DIAR: Deep Image Alignment and Reconstruction using Swin Transformers
Monika Kwiatkowski, Simon Matern, Olaf Hellwich
TL;DR
This work tackles the problem of reconstructing and aligning distorted image sequences that are related by 2D homographies $H_{ij}$. It introduces a ray-traced synthetic dataset with ground-truth homographies and investigates neural feature maps and Video Swin Transformers to perform joint alignment and aggregation for reconstruction.
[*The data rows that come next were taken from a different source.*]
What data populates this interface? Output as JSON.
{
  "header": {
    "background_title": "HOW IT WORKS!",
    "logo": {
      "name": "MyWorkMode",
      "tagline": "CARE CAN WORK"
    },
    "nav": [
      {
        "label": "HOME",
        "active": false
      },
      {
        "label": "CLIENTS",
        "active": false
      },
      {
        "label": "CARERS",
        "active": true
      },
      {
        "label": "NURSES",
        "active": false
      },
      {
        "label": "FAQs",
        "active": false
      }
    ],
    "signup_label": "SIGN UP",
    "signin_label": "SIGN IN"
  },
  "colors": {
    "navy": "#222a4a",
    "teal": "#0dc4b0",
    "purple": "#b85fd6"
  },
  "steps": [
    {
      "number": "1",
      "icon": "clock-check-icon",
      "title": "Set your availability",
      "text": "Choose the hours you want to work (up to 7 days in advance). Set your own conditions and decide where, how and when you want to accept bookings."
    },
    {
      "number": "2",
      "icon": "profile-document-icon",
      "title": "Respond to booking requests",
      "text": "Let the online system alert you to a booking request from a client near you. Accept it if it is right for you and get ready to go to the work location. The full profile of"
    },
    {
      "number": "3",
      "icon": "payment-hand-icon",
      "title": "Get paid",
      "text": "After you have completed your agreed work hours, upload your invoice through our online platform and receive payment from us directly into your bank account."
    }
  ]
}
Through comparisons with Deep Residual Sets and various Swin-based aggregation schemes, the study shows attention-based methods better handle outliers and distortions, with softmax-weighted aggregation delivering the strongest results. An end-to-end DIAR pipeline demonstrates the potential of combining neural descriptors with spatio-temporal attention, offering a practical approach to robust image reconstruction in challenging, artifact-rich sequences, while highlighting avenues for refinement such as bundle adjustment for finer alignment.
Abstract
When taking images of some occluded content, one is often faced with the problem that every individual image frame contains unwanted artifacts, but a collection of images contains all relevant information if properly aligned and aggregated. In this paper, we attempt to build a deep learning pipeline that simultaneously aligns a sequence of distorted images and reconstructs them. We create a dataset that contains images with image distortions, such as lighting, specularities, shadows, and occlusion. We create perspective distortions with corresponding ground-truth homographies as labels. We use our dataset to train Swin transformer models to analyze sequential image data. The attention maps enable the model to detect relevant image content and differentiate it from outliers and artifacts. We further explore using neural feature maps as alternatives to classical key point detectors. The feature maps of trained convolutional layers provide dense image descriptors that can be used to find point correspondences between images. We utilize this to compute coarse image alignments and explore its limitations.